RED BANK MIDDLE SCHOOLThe middle school, above, and primary school would each have a school resource officer onsite when in session, said Chief Darren McConnell. (Photo by John T. Ward. Click to enlarge.)


Action that would put a police officer in Red Bank’s primary and middle schools is up for approval by the borough council Wednesday night.

Here ‘s the agenda at a glance:

• The council will consider adoption of a resolution authorizing a shared services agreement with the board of ed to put a school resource officer (SRO) into the primary and middle schools beginning with the new school year in September.

Under state Attorney General guidelines, SROs must be retired police officers who have completed a one-week training and certification program for the job, said Darren McConnell, who serves as both interim borough administrator and police chief.

The SROs work part-time, under the direction of the chief, McConnell said at the council’s  July 13 workshop session.

“Their primary purpose is to essentially harden the target of a school, especially in a critical incident, to respond immediately,” McConnell said. “And beyond that, just to have a presence in the school every day.”

McConnell said he and schools Superintendent Jared Rumage began discussing the program several years ago, but the COVID-19 pandemic disruptions to put the matter on hold.

Now, students and staff are back to regular attendance at schools, and “some recent events around the country have sparked this conversation,” he said. “So we both think it’s a good idea for the safety of the schools and the community aspect to it to having a police officer involved with the kids on a daily basis.”

He said the officers typically dress in khakis and polo shirts, and function not as “security guards towards the students and staff, but on their behalf.”

The SROs only have authority on school grounds, he said.

Under the agreement, one officer each would cover the primary and middle schools whenever they’re in session. That would mean hiring three part-timers, each of whom would work 120 days per year, he said.

McConnell said Red Bank Regional High has had an SRO provided by the Little Silver police department for “years, and obviously it’s worked out really well.”

Councilwoman Jacqueline Sturdivant sought assurance that the SROs would have training in “diversity, equity and inclusion, because a lot of these SROs have been targeting people with disabilities, and particularly, minorities.

“I just want to be sure they have that the person. you’re hiring is going. to have that type of responsibility, and understanding and fairness,” she said.

McConnell said the AG’s guidelines require diversity training as well as de-escalation training as part of the certification process.

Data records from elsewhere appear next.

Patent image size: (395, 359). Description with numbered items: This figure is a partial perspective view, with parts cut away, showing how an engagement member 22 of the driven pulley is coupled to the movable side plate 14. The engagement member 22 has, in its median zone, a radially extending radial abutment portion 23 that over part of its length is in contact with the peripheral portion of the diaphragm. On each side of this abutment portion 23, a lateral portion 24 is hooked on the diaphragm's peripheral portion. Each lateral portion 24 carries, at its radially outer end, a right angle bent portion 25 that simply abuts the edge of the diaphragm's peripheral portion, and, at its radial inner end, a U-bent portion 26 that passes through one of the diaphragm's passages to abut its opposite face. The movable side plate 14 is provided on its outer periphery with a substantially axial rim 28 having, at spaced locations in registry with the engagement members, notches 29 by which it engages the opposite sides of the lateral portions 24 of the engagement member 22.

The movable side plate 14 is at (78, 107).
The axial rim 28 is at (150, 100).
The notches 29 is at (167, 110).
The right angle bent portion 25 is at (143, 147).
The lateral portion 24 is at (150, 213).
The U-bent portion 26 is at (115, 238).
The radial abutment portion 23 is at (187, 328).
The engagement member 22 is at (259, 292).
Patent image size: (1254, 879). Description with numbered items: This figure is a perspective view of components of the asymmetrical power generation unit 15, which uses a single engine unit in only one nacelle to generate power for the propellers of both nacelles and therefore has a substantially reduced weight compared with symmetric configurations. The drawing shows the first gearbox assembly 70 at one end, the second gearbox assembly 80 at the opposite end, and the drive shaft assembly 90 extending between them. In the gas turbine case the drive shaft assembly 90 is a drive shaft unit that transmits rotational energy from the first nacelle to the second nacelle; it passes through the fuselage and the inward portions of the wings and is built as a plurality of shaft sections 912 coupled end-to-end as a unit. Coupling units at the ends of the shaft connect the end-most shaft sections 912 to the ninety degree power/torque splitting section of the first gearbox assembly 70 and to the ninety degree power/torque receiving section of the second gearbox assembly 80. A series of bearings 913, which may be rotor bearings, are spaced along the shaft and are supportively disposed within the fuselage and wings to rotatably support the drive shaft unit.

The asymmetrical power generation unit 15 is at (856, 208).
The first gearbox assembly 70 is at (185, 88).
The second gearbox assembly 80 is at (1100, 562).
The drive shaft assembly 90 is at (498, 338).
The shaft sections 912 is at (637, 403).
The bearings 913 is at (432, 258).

Mayor Pasquale Menna asked for a five-year financial impact forecast of the program. McConnell said the cost was estimated at $90,000 to $108,000 per year, with the school district picking up half.

The police department has funds from a patrol position that went unfilled for three months, “so we have more than enough in our budget to cover the first four months,” McConnell said.

The Red Bank Charter School and St. James/Red Bank Catholic High School have not requested SROs, but if they asked, it would be up to the council to approve separate shared services agreements with them, McConnell said.

• The council may also authorize a request for proposals for a borough attorney.

Led by Councilman Ed Zipprich the council voted 4-2 July 13 to terminate attorney Greg Cannon, without explanation.

But when Zipprich moved to replace Cannon with Scott Salmon, Menna angrily refused, invoking his prerogative as mayor to make the appointment, leaving the council without legal guidance.